The Mudcat Café TM
Thread #140086   Message #3219222
Posted By: Gibb Sahib
06-Sep-11 - 06:25 PM
Thread Name: Zappa the Shantyman :-)
Subject: RE: Zappa the Shantyman :-)
Integral aspect of popular culture? Not in America. Many people know "Drunken Sailor," but they don't necessarily file it into a familiar body of songs they'd know as "shanties."

Zappa's quote shows that these songs were *not* familiar to people in his general sphere (generation, time, location, etc). He was stretching beyond something, or at least felt like he did, to "discover" these "two old guys." If everyone were familiar with this repertoire we wouldn't have painted it as so "unlikely" or exotic.
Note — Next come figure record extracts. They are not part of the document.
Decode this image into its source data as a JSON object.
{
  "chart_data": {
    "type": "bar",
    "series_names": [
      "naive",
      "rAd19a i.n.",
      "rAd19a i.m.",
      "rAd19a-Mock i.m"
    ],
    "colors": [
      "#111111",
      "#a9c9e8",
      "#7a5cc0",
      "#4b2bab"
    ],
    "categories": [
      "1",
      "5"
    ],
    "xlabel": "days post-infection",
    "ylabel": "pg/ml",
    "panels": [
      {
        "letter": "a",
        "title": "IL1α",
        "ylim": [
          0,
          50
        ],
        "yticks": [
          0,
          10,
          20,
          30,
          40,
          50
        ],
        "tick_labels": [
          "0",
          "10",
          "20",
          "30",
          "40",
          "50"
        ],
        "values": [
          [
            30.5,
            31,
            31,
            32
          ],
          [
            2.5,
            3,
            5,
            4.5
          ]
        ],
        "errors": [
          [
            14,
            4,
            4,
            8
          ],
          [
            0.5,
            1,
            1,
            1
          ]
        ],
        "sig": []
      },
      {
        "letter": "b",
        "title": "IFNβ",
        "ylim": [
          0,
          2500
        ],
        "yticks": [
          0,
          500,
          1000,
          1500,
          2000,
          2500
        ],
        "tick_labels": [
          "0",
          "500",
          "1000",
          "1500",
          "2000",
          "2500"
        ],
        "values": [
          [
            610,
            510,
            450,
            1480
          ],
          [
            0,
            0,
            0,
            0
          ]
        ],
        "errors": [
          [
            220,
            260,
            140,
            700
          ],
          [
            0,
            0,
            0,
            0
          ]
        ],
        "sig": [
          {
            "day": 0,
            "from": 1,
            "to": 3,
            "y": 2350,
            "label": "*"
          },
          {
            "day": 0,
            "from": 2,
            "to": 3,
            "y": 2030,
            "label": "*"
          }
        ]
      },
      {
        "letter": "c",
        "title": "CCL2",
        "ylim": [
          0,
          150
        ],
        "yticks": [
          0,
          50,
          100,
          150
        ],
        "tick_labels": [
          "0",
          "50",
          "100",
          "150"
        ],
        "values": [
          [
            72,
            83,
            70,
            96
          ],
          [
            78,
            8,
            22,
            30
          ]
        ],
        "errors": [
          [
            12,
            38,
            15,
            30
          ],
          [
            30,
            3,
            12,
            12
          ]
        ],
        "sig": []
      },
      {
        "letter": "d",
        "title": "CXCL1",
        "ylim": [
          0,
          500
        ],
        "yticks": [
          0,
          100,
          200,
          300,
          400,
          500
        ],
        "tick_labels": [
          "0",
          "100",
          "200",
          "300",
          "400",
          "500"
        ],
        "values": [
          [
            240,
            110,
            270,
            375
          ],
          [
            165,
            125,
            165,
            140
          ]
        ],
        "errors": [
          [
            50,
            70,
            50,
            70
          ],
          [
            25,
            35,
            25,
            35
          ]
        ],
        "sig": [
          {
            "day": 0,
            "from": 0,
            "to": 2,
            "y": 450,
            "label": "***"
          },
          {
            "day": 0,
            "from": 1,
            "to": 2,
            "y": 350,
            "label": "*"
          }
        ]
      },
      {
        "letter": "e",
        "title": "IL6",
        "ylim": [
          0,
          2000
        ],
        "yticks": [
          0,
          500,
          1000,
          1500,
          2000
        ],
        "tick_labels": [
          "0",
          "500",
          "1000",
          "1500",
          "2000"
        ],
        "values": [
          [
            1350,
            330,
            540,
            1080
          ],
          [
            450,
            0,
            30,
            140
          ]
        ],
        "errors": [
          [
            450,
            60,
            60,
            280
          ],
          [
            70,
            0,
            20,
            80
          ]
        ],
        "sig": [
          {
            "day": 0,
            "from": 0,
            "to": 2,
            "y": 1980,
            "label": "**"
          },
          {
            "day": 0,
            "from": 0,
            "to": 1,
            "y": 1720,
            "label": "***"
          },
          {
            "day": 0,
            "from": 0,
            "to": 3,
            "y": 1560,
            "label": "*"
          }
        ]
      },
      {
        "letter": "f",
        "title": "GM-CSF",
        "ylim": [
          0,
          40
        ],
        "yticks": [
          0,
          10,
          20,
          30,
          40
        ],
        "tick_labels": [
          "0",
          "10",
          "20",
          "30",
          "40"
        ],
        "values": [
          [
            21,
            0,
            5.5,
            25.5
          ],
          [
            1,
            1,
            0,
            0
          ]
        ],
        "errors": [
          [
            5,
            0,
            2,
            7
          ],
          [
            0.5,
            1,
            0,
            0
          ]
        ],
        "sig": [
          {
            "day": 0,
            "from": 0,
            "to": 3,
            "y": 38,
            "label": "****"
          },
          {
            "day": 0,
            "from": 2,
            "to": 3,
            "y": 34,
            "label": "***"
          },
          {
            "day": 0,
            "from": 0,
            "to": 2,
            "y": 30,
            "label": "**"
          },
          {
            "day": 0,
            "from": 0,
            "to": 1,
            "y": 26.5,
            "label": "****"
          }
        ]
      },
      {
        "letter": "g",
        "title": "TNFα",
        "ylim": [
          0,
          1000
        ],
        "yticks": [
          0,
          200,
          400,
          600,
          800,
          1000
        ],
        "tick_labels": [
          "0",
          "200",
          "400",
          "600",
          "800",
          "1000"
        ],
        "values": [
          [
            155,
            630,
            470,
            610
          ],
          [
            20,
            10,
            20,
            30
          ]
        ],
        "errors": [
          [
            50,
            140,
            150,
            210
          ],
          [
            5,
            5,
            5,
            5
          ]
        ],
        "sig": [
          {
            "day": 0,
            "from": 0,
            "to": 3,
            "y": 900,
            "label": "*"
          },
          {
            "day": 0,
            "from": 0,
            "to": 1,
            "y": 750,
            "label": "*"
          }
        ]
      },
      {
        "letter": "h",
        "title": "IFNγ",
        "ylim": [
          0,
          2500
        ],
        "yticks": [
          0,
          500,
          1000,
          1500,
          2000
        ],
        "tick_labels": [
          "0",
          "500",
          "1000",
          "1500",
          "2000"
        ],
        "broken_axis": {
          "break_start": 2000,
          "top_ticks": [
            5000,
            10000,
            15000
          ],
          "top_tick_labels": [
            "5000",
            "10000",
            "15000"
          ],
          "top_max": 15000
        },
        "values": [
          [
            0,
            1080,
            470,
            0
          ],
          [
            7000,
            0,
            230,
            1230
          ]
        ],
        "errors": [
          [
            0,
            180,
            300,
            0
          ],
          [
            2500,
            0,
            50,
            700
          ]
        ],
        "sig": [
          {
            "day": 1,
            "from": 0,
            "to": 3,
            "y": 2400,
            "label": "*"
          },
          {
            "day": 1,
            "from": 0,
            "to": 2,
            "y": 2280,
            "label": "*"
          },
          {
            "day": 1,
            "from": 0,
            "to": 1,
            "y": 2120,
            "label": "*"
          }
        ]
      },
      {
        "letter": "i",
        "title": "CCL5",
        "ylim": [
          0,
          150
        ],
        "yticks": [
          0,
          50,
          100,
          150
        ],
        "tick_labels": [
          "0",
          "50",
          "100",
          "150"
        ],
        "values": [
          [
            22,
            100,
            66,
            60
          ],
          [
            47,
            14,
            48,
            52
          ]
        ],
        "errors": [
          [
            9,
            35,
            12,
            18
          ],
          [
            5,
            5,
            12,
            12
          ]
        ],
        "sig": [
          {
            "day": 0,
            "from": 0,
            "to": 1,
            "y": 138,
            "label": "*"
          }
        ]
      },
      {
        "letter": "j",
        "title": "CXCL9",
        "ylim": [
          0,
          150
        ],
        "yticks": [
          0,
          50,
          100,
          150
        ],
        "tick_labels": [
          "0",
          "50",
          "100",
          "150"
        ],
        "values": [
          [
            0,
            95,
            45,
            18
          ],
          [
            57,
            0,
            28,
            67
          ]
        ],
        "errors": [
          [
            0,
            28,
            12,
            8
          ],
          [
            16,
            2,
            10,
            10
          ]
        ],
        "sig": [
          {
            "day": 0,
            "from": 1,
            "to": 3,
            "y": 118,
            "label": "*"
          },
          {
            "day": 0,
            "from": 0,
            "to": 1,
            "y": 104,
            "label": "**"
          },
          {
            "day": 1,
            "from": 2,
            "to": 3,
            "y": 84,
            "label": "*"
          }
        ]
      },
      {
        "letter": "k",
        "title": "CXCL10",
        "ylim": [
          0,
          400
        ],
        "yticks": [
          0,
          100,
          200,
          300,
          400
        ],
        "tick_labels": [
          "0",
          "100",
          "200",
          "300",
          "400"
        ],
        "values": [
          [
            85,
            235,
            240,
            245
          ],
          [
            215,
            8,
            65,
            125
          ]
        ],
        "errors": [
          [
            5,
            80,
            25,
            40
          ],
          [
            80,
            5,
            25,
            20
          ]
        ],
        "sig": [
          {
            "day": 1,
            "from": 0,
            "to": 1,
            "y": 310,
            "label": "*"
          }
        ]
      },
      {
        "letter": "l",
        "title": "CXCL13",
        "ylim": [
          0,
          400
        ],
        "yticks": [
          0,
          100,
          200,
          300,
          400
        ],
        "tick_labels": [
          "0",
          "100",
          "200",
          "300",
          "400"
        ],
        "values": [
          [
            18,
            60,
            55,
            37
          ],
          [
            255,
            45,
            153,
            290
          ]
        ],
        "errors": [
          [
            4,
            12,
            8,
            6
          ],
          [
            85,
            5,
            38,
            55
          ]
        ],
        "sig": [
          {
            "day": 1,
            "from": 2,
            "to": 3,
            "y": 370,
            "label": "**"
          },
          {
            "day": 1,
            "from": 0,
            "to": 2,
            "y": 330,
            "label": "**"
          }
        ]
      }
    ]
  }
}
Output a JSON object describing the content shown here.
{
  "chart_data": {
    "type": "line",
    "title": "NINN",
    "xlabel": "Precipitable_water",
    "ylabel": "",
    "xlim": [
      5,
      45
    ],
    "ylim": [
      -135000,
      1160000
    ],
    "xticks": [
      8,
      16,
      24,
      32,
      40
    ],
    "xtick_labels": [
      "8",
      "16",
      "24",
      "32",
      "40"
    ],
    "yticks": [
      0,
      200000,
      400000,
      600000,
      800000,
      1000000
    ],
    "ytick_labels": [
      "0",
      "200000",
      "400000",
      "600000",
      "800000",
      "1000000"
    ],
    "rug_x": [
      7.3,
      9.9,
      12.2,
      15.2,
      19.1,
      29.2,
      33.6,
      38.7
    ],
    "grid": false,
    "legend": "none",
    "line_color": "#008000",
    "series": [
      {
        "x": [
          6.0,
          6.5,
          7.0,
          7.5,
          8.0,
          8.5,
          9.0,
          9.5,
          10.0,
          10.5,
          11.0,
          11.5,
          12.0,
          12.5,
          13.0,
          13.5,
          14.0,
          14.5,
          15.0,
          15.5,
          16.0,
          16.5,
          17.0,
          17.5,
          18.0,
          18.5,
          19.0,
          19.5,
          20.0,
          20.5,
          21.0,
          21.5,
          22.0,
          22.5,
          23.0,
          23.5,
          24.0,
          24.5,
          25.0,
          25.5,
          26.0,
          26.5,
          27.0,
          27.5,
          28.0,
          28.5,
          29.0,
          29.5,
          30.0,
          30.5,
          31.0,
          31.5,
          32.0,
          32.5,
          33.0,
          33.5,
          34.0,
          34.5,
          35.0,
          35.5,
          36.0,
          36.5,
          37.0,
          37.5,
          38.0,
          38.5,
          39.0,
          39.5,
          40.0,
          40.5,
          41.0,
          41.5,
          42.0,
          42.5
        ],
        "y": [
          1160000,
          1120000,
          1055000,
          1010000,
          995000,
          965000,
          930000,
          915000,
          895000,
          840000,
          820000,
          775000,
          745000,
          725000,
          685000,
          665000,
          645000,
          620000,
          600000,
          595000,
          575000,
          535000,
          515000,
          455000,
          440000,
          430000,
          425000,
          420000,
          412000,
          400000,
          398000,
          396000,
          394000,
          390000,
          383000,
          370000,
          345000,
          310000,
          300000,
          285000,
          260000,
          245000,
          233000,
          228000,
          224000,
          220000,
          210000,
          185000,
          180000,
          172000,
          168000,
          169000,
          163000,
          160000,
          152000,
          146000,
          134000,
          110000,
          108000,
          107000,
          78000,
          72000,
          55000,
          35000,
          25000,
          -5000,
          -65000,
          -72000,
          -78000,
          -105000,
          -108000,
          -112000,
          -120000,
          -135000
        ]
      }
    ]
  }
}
In America, so far as chanties are known by people who are not hardcore fans of the genre, they are typically known as something "British" (and/or Irish) and rather exotic, obscure, "old", queer, etc. As such Americans (again, by which I mean general listeners) usually cannot have this concept of shanties as something "out there", "all around us", "a part of our common heritage", or whatever. It's a very different feeling of the self in relation to the genre than what I've seen many Britishers and Irish have. For Zappa, the music of these "two old guys" wasn't a satisfying part of his cultural identity (like "ah, me dad loved him some shanties as did me grandad before, and it always brings a wee tear to me eye when I hear one"...OK, I am being silly); it was something "wacky" -- wacky was what Zappa was about.

Yes, Zappa loved shanties in passing, but not because shanties were all about him and beloved by everyone and inescapable, etc etc, rather because his ears were open and because this particular album was one among many albums of different genres that crossed his table at some point.